# 200sx Component question...



## Gimp (Jun 9, 2002)

Okay....so I got a decent component speaker system for my 200sx. I am in the process of installing them in the doors and was wondering where the best place would be to put the crossover? I don't want to get in caught in the window or anything?

Thoughts?


----------



## TheMadCheshire (Dec 30, 2004)

Most people use the space where the arm rest goes. So like that little cavity, but on the door. The window shouldn't be a problem because it rolls between the inner and outer door. Or atleast mine does. 
I suggest this cavity because on my sentra, that is where the door lock actuator goes. When i installed my own power locks, i put the solenoid there and it fits perfectly. I'm sure its big enough for your crossover. test and fit before you throw everything back on the door though!


----------



## wes (Apr 30, 2002)

Gimp said:


> Okay....so I got a decent component speaker system for my 200sx. I am in the process of installing them in the doors and was wondering where the best place would be to put the crossover? I don't want to get in caught in the window or anything?
> 
> Thoughts?


Well considering it is a BITCH to run wiring through the factory wire loom into the door I recommend putting the crossover on the back side of the door panel. That way you only have to run onw wire through the loom to the x over. This is provided the tweeter is also in the door panel.


----------



## jlee1469 (Dec 4, 2003)

Is it even possible to use the fit the wire in the only rubber boot on the door? I'm considering drilling a hole...


----------



## wes (Apr 30, 2002)

jlee1469 said:


> Is it even possible to use the fit the wire in the only rubber boot on the door? I'm considering drilling a hole...

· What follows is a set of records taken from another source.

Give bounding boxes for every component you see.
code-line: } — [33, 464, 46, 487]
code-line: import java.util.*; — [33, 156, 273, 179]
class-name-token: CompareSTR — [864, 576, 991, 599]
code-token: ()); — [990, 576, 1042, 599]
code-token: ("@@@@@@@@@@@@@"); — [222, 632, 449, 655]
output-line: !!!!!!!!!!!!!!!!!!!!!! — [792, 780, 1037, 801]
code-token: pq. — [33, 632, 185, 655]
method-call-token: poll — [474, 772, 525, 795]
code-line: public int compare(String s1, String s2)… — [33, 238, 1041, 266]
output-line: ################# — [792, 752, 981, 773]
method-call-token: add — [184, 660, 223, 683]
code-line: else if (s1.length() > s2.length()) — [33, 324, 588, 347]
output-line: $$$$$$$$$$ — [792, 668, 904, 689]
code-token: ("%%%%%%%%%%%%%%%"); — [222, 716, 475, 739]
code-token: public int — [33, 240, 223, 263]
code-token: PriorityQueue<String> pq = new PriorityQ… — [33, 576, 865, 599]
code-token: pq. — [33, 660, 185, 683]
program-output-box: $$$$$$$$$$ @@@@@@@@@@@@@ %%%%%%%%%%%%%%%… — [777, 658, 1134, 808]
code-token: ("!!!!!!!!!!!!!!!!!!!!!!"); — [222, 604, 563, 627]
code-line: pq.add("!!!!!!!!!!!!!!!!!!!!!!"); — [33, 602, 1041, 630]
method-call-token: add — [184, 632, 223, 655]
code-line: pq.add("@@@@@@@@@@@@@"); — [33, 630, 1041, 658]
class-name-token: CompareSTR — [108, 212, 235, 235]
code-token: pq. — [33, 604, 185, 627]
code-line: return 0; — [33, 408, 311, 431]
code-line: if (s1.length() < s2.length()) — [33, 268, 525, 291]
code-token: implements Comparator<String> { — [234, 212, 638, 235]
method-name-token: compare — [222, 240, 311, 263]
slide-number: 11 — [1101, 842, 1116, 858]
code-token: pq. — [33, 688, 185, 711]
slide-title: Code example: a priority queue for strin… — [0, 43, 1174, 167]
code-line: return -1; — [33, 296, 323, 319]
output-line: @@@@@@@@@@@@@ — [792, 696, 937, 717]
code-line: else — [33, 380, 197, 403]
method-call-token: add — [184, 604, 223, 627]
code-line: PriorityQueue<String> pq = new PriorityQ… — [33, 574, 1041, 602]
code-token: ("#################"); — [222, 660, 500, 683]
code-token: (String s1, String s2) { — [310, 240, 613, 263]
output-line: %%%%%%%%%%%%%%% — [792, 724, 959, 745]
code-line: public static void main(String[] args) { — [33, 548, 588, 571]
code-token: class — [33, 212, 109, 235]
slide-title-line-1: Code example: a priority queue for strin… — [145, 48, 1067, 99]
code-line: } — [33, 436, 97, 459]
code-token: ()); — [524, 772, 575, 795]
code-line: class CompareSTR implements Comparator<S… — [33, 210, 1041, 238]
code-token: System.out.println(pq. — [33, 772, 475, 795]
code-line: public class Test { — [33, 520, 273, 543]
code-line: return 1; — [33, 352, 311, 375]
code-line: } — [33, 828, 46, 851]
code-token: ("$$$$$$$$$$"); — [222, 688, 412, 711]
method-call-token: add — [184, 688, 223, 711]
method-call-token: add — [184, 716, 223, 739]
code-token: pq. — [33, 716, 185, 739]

Yes, I ran 12 gauge speaker wire through it. I pulled the boot free from the door and a-pillar, made the boot as straight as I could, I then taped the speaker wire to a metal coat hanger and pushed it through, worked good but takes some time.


----------



## TheMadCheshire (Dec 30, 2004)

i did exactly what wes did, but with 16 guage for my door locks. Worked good, but was time consuming. Much better the tryin got cut a hole cause then you gotta tape it all up and such, keep it protected.


----------



## Gimp (Jun 9, 2002)

Well, I finished installing them this weekend.....wow....took a whole 2 hours!  The difference in the sound between components in front and a 2 way in the BOTTOM of the door is amazing!!


----------